BU Law professor David Lyons shared his experience teaching in the “un-renovated tower,” expressing that the renovation was highly beneficial to the students’ and faculties’ mobility within the building.

“The renovation was very much needed, along with the new annex for classrooms. Without the annex, there was too much reliance on elevators to get to class, and now there are up-to-date classrooms that are more convenient for students,” Lyons said.

With less elevator traffic, refillable water stations on almost every floor and many other environmentally friendly attributes like insulation and concrete panels, the LEED-certified Law Tower is a testament to BU’s eco-friendly priorities, BU Law professor Peggy Maisel said.

“I can’t imagine building and renovating without being LEED-certified,” Maisel said. “To think about doing a big project like this, they need to make it as sustainable as possible and to make that statement about how important it is to Boston University.”

Maisel, who works in the clinical section of the law school, is not just interested in the greener aspects of the new tower. On the clinical floor where Maisel spends a majority of her time, student lawyers are often meeting with clients who come to BU for legal services. The renovations included interview rooms in her department, making for a much more professional experience, she said.

“We are basically a law firm up here, and it’s a great, welcoming space for clients who will meet with their student lawyers,” Maisel said. “It’s easy to provide good legal services and for the faculty to supervise their students. The space is fantastic.”

These spaces for student work will be more conducive to group study in a state-of-the-art space, said professor Stacey Dogan.

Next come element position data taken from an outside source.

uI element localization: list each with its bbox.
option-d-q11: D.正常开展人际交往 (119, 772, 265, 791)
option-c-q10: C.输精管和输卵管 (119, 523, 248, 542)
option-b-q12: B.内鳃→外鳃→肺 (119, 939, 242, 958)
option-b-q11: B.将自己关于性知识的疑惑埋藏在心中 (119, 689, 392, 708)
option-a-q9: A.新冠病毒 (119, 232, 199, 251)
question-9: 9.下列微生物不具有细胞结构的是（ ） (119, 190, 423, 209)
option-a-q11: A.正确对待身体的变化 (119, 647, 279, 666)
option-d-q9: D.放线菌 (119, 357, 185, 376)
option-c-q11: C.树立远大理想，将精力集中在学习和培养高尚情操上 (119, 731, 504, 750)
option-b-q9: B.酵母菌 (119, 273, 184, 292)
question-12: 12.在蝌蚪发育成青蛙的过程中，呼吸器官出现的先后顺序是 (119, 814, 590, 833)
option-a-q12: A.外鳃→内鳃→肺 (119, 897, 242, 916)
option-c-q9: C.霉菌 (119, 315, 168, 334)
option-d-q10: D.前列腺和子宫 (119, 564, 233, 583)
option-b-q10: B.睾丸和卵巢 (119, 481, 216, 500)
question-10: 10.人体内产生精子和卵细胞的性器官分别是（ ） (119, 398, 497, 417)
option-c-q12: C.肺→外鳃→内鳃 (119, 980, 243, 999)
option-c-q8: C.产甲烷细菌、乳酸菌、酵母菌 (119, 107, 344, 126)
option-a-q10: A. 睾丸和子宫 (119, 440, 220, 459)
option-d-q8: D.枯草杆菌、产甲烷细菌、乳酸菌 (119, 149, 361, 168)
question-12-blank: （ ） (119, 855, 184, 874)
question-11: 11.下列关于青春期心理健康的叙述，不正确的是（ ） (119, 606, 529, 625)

“I feel like now that we have a first-class facility, the quality of our physical space is on par with the quality of everything else that we offer,” Dogan said. “We could have survived in the classrooms that we had before, but I think that [the new tower] makes for a better learning environment.”

The emphasis on community in the new building is another sentiment shared by professors of law. The renovations include places for students and faculty alike to sit and discuss work, study for classes and hold meetings.

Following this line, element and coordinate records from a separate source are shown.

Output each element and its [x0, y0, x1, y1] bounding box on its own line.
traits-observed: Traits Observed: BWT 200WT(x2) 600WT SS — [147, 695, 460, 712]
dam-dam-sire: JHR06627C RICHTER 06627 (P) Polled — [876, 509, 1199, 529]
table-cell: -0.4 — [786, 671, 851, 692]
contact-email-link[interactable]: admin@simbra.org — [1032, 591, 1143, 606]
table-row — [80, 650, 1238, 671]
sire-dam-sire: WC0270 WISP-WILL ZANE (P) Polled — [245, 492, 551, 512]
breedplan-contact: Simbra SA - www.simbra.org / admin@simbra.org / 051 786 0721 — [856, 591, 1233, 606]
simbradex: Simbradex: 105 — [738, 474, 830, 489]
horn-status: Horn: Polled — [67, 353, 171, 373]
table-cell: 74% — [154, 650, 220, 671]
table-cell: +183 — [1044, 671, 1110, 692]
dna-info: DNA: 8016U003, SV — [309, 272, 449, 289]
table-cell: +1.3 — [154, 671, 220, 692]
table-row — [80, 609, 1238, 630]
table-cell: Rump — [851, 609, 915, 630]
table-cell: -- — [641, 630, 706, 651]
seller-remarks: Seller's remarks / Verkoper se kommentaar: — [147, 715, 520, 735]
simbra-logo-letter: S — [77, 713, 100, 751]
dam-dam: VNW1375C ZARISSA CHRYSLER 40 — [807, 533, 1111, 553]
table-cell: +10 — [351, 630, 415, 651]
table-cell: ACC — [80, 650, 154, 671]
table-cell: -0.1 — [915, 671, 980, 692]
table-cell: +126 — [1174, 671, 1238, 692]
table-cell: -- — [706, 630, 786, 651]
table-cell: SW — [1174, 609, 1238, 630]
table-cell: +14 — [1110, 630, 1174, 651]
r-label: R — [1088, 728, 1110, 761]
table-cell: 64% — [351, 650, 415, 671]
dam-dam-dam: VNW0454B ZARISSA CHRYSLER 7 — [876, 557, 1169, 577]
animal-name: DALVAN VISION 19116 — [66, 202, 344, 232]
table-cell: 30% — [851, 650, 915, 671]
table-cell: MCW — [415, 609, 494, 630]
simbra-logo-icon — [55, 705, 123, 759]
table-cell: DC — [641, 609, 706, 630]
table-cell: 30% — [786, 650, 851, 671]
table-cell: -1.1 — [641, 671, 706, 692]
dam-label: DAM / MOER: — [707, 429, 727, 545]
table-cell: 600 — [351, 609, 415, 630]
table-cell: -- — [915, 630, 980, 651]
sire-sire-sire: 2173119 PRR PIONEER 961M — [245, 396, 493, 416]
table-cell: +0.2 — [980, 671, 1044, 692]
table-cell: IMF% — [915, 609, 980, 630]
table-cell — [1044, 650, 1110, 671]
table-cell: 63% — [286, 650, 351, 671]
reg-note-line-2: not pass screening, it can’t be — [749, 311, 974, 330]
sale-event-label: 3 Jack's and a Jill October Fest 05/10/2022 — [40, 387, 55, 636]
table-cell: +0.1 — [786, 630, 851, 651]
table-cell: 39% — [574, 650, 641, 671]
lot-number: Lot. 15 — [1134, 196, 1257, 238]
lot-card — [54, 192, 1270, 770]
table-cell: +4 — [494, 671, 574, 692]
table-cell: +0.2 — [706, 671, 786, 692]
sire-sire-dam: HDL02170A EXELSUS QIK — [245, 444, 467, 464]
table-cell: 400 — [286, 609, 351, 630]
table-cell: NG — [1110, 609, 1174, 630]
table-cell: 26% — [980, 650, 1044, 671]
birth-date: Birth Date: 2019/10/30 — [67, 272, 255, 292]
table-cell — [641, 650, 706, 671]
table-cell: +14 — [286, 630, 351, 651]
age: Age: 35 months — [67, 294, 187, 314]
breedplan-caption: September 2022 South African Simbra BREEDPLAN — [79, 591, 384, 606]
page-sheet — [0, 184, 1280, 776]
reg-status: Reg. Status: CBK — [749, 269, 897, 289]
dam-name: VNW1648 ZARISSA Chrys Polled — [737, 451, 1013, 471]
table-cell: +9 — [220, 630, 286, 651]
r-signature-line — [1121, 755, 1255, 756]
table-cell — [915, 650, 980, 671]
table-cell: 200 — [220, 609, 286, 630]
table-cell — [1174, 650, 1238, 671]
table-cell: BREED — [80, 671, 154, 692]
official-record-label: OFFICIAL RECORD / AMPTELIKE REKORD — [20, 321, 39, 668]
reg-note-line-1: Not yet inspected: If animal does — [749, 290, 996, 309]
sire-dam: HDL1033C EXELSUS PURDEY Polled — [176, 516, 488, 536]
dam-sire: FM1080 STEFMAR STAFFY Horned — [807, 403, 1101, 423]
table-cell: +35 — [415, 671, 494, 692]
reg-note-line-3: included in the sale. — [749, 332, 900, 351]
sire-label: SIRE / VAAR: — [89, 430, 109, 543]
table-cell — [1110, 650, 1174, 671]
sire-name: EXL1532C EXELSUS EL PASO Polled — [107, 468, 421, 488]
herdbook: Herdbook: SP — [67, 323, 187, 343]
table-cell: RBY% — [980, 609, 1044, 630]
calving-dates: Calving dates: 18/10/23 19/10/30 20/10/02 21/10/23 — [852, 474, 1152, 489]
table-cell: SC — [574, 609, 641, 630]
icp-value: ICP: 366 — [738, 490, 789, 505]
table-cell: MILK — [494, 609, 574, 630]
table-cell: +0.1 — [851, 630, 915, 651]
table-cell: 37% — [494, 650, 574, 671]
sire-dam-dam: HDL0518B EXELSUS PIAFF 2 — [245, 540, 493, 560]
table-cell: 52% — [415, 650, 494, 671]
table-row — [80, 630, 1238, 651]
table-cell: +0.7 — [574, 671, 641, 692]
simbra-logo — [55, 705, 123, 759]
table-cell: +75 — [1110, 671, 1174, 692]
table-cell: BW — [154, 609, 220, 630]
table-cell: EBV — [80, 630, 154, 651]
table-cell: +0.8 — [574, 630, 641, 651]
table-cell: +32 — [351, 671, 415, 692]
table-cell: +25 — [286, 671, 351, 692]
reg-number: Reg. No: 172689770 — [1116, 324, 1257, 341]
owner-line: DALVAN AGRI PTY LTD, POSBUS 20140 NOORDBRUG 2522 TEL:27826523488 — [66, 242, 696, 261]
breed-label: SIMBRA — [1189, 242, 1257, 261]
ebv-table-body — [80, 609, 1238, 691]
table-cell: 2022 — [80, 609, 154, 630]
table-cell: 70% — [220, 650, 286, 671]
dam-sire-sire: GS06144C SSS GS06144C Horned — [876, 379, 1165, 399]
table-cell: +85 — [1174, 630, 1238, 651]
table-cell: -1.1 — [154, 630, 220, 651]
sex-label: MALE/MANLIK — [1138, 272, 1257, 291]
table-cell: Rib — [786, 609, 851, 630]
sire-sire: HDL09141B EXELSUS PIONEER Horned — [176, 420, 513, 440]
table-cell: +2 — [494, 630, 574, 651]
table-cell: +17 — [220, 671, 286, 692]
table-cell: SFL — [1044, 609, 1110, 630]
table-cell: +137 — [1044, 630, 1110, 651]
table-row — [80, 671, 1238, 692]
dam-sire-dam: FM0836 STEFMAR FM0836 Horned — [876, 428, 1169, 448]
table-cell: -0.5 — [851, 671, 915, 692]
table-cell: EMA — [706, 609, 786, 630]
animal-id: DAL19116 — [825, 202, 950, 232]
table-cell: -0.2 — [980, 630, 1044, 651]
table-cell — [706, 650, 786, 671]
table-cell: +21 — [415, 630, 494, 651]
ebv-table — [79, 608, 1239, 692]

“In our old building, we really didn’t have any common space for students,” Dogan said. “It’s already resulted in a palpable difference in the sense of community that our students have with one another and with the faculty.”

BU Law professor Maria O’Brien Hylton said the building not only caters to academic needs of students, but upholds aesthetic expectations as well.

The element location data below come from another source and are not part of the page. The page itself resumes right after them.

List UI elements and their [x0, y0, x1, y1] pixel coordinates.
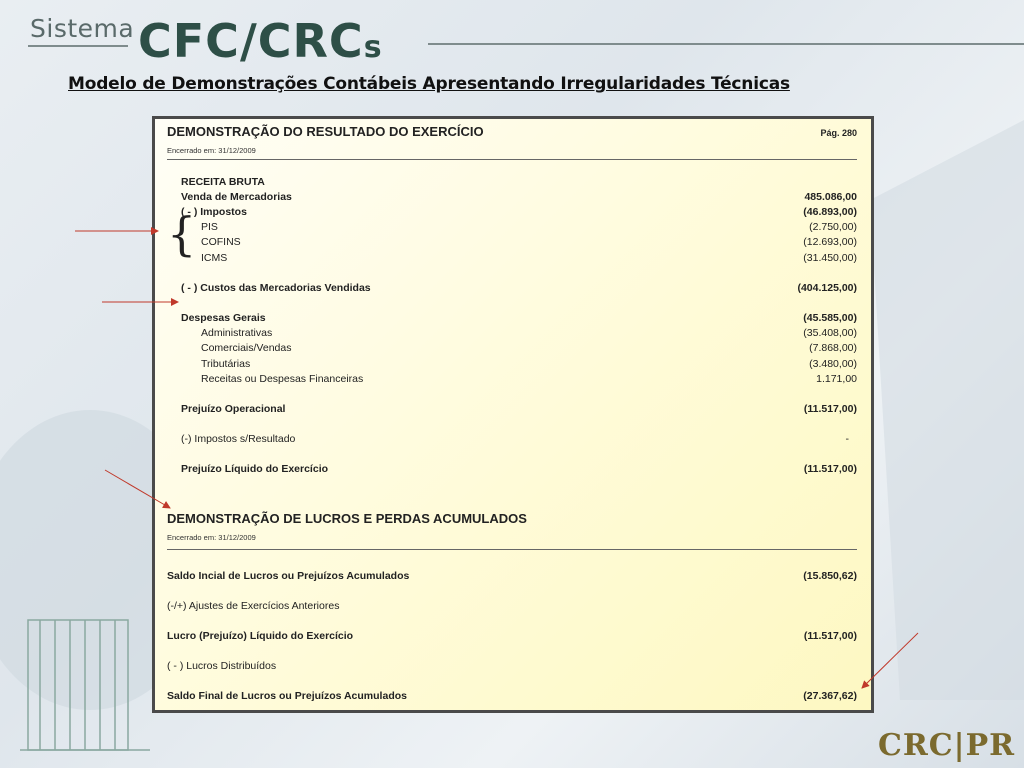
dre-row-label: PIS	[201, 221, 218, 233]
financial-statement-document	[152, 116, 874, 713]
dre-row-value: (2.750,00)	[809, 221, 857, 233]
brand-text: CFC/CRC	[138, 14, 364, 68]
dlpa-period: Encerrado em: 31/12/2009	[167, 533, 256, 542]
dre-row	[155, 403, 857, 418]
dre-row-label: ( - ) Custos das Mercadorias Vendidas	[181, 282, 371, 294]
dre-divider	[167, 159, 857, 160]
dre-row	[155, 252, 857, 267]
dre-row-label: ICMS	[201, 252, 228, 264]
dre-row	[155, 327, 857, 342]
header-rule-left	[28, 45, 128, 47]
dre-row-value: (11.517,00)	[803, 463, 857, 475]
dlpa-row-value: (11.517,00)	[803, 630, 857, 642]
dre-row-label: Despesas Gerais	[181, 312, 266, 324]
dre-title: DEMONSTRAÇÃO DO RESULTADO DO EXERCÍCIO	[167, 124, 484, 139]
header-rule-right	[428, 43, 1024, 45]
dre-row-value: (46.893,00)	[803, 206, 857, 218]
dre-row-value: (7.868,00)	[809, 342, 857, 354]
dre-row-value: (31.450,00)	[803, 252, 857, 264]
dre-row	[155, 373, 857, 388]
dre-row	[155, 342, 857, 357]
dre-row-value: (45.585,00)	[803, 312, 857, 324]
dre-row-value: -	[845, 433, 849, 445]
dlpa-title: DEMONSTRAÇÃO DE LUCROS E PERDAS ACUMULADOS	[167, 511, 527, 526]
dre-period: Encerrado em: 31/12/2009	[167, 146, 256, 155]
slide-title: Modelo de Demonstrações Contábeis Apresentando Irregularidades Técnicas	[68, 74, 790, 94]
crc-pr-logo: CRC|PR	[878, 728, 1016, 763]
dlpa-row-value: (15.850,62)	[803, 570, 857, 582]
dlpa-row	[155, 600, 857, 615]
dlpa-row	[155, 570, 857, 585]
dlpa-row-label: (-/+) Ajustes de Exercícios Anteriores	[167, 600, 340, 612]
dre-row-label: ( - ) Impostos	[181, 206, 247, 218]
dre-row-value: 1.171,00	[816, 373, 857, 385]
header-brand-logo	[138, 14, 383, 68]
dlpa-row-value: (27.367,62)	[803, 690, 857, 702]
dre-row-label: RECEITA BRUTA	[181, 176, 265, 188]
dre-row	[155, 176, 857, 191]
dre-row	[155, 191, 857, 206]
brace-icon: {	[167, 207, 197, 261]
dre-row-value: (3.480,00)	[809, 358, 857, 370]
dre-row-label: Comerciais/Vendas	[201, 342, 292, 354]
dre-row	[155, 433, 857, 448]
dre-row	[155, 221, 857, 236]
brand-suffix: s	[363, 30, 383, 65]
dre-row	[155, 463, 857, 478]
dre-row	[155, 282, 857, 297]
dre-row-label: Administrativas	[201, 327, 273, 339]
dlpa-row-label: Saldo Incial de Lucros ou Prejuízos Acumulados	[167, 570, 410, 582]
dre-row	[155, 236, 857, 251]
dlpa-divider	[167, 549, 857, 550]
dre-row-label: Prejuízo Líquido do Exercício	[181, 463, 329, 475]
dre-row-label: Prejuízo Operacional	[181, 403, 286, 415]
dre-page-number: Pág. 280	[820, 128, 857, 138]
dre-row	[155, 358, 857, 373]
dlpa-row-label: Lucro (Prejuízo) Líquido do Exercício	[167, 630, 354, 642]
dlpa-row	[155, 660, 857, 675]
dlpa-row	[155, 630, 857, 645]
dlpa-row	[155, 690, 857, 705]
dlpa-row-label: Saldo Final de Lucros ou Prejuízos Acumulados	[167, 690, 407, 702]
dre-row-label: Receitas ou Despesas Financeiras	[201, 373, 364, 385]
dlpa-row-label: ( - ) Lucros Distribuídos	[167, 660, 277, 672]
dre-row	[155, 206, 857, 221]
dre-row-label: Venda de Mercadorias	[181, 191, 292, 203]
dre-row-label: COFINS	[201, 236, 241, 248]
dre-row	[155, 312, 857, 327]
dre-row-value: 485.086,00	[804, 191, 857, 203]
dre-row-label: Tributárias	[201, 358, 251, 370]
dre-row-value: (11.517,00)	[803, 403, 857, 415]
dre-row-label: (-) Impostos s/Resultado	[181, 433, 296, 445]
dre-row-value: (404.125,00)	[797, 282, 857, 294]
dre-row-value: (12.693,00)	[803, 236, 857, 248]
dre-row-value: (35.408,00)	[803, 327, 857, 339]
header-sistema: Sistema	[30, 14, 135, 43]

“It’s clean and has lots of natural light coming through the windows,” she said. “We have a huge, open space between the faculty offices where there are lots and lots of chairs and places for students to sit.”

Several law students find the renovation compliant to their academic needs, appreciating the tower’s state-of-the art facilities and hoping that it will enhance their study experience.

Lucas Caruso, a second-year law student, said he enjoys the scenic panorama of the city from the renovated Law Tower.

“I don’t have anything to compare it to, but the view is the nicest part of the tower,” he said.

Jeffrey Butensky, a second-year student in the law school, said he looks forward to what the facilities have to offer. Last year he enjoyed the Redstone building, but he has yet to explore the renovated tower, he said.

“It’s going to open up a lot of necessary study space, which understandably was lacking last year,” Butensky said.

Sara White, a third-year law student and president of the BU Law Student Government Association, said she thinks the building’s space will enhance community and cooperation among students.

“To see the completion of the law complex has been pretty great,” White said. “It’s offered a lot of community space to work, study and collaborate within the law school environment, which has been great, since some people equate law school with being competitive. It’s a good way to break that.”